Tuesday, August 9, 2011

The Devil Laughs (2010)


The Devil Laughs
S. G. Scott

I stand and move to the window. My knees crack and I cringe. In this silent place, the sound hits hard and ends abruptly. Opening the window, I fill the room with noise. Seagulls caw unceasingly at distant waves while an ambulance slowly approaches with sirens blaring. It may be a raucously discordant tune but it is the sound of living, and that is what I need. I turn my head back to Mom and smile. She clears her throat and whispers.
“Can’t ‘member” she says it like a five year old.
“What?”
“Something used…used to say,” she huffs. Sweat builds on her brow. I already know what she’s talking about. The particular saying she was looking for I could guess, but I need to keep pushing her like the doctor asked me to.
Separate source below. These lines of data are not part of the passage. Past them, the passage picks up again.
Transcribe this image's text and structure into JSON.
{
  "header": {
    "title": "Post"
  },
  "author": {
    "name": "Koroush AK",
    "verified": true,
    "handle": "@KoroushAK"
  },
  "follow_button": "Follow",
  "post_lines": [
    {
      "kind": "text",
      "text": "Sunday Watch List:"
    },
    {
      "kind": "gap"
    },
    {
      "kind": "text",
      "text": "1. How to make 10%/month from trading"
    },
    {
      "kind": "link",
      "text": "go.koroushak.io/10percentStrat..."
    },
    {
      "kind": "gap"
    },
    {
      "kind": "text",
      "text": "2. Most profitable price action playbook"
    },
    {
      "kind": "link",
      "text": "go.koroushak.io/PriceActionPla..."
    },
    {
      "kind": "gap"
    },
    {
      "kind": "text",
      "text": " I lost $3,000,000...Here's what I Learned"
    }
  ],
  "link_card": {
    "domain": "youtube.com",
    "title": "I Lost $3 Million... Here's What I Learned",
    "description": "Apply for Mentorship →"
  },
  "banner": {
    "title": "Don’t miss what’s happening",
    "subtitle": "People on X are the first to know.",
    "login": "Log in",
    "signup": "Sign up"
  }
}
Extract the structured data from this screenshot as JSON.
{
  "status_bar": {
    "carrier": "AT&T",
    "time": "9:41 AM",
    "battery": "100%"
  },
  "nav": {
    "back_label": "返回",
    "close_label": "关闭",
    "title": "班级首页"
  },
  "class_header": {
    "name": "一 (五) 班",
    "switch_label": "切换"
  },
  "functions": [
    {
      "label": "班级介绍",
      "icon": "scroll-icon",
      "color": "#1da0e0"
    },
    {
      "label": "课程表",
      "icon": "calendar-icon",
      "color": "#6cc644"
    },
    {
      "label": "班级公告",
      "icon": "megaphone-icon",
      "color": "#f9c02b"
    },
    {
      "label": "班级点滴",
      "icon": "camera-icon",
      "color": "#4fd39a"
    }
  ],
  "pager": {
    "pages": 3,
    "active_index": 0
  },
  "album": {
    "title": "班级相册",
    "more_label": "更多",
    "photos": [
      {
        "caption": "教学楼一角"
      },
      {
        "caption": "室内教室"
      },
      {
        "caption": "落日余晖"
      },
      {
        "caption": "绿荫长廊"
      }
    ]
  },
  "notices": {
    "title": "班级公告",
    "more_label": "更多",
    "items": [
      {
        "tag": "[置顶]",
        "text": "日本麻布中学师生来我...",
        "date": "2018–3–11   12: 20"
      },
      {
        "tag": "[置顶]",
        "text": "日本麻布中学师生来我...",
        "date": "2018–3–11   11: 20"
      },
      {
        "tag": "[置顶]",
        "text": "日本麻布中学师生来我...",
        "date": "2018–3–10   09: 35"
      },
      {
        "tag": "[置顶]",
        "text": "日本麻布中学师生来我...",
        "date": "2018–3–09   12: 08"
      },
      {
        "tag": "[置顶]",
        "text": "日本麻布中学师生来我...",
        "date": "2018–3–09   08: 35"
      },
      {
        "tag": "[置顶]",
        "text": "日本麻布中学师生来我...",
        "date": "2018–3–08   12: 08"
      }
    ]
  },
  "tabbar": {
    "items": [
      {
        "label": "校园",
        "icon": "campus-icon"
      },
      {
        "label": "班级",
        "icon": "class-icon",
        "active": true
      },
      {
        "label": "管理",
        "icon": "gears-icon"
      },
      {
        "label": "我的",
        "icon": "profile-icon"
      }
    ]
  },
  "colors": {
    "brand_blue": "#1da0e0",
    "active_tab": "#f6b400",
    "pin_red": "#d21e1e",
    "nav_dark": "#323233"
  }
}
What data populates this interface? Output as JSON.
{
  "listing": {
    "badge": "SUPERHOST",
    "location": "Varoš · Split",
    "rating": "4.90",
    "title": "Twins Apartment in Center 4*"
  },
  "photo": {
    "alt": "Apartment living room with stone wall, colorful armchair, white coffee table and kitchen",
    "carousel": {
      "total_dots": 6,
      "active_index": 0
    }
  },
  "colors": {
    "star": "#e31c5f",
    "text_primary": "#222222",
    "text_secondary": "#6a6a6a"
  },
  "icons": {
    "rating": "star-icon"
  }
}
“Come on Mom. Give me a memory.”
“Danny milkshake. Ranch milkshake,” she says, pointing a crooked finger at me. I laugh and wait for Mom to say it.
*
            Mother always had these wise old sayings she liked to throw out. She said it kept her in touch with the farm back in Ohio where she grew up. We went to visit the old place when I was ten. Far from my beachside community, I could see why Mom knew the Devil in that particular State. She once said the Devil had a hand in making Ohio, especially the flat parts.
            “Why the flat parts?” I asked her.
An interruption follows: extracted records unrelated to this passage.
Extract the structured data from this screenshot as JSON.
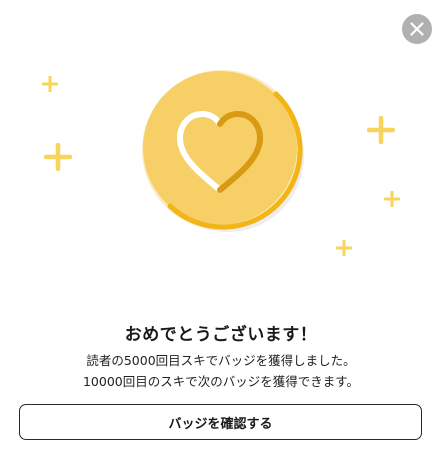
{
  "dialog": {
    "close_icon": "close-icon",
    "title": "おめでとうございます！",
    "message_line1": "読者の5000回目スキでバッジを獲得しました。",
    "message_line2": "10000回目のスキで次のバッジを獲得できます。",
    "confirm_button_label": "バッジを確認する"
  },
  "badge": {
    "icon": "heart-icon",
    "coin_color": "#F6D066",
    "ring_color": "#F2B417",
    "heart_stroke_light": "#FFFFFF",
    "heart_stroke_dark": "#D89A12",
    "sparkle_color": "#F8D55A"
  }
}
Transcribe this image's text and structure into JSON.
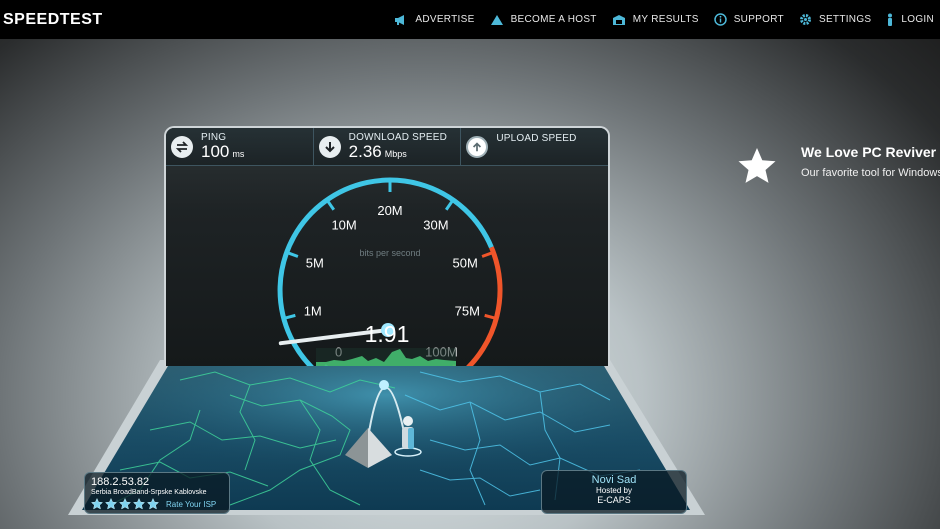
{
  "app": {
    "logo": "SPEEDTEST"
  },
  "nav": [
    {
      "label": "ADVERTISE",
      "icon": "megaphone-icon"
    },
    {
      "label": "BECOME A HOST",
      "icon": "host-icon"
    },
    {
      "label": "MY RESULTS",
      "icon": "results-icon"
    },
    {
      "label": "SUPPORT",
      "icon": "info-icon"
    },
    {
      "label": "SETTINGS",
      "icon": "gear-icon"
    },
    {
      "label": "LOGIN",
      "icon": "user-icon"
    }
  ],
  "stats": {
    "ping": {
      "label": "PING",
      "value": "100",
      "unit": "ms"
    },
    "download": {
      "label": "DOWNLOAD SPEED",
      "value": "2.36",
      "unit": "Mbps"
    },
    "upload": {
      "label": "UPLOAD SPEED",
      "value": "",
      "unit": ""
    }
  },
  "gauge": {
    "ticks": [
      "0",
      "1M",
      "5M",
      "10M",
      "20M",
      "30M",
      "50M",
      "75M",
      "100M"
    ],
    "unit_label": "bits per second",
    "current": "1.91",
    "current_value_mbps": 1.91,
    "accent": "#3fc6e6",
    "danger": "#f0552a"
  },
  "client": {
    "ip": "188.2.53.82",
    "isp": "Serbia BroadBand-Srpske Kablovske",
    "rate_label": "Rate Your ISP",
    "stars": 5
  },
  "server": {
    "city": "Novi Sad",
    "hosted_label": "Hosted by",
    "sponsor": "E-CAPS"
  },
  "ad": {
    "title": "We Love PC Reviver",
    "text": "Our favorite tool for Windows and maintenance",
    "icon": "star-icon"
  }
}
            “Well, the Devil just thought his flat ass was the prettiest thing to look at. And I’ll be damned if Ohio ain’t a spitting image of that greedy bastard’s ass.”
            One saying, though, she used more than all the rest.
“Richie, you may think that’s funny, but the Devil sure ain’t laughing.”
I heard it when I was six and I filled Dad’s swim trunks with sand while he napped on the beach. When I was nine and I filled my brother Danny’s milkshake with Ranch dressing making him throw up. When I was eleven and I’d written curse words in the margins of my school notebook. That time, I’d had the balls to ask her.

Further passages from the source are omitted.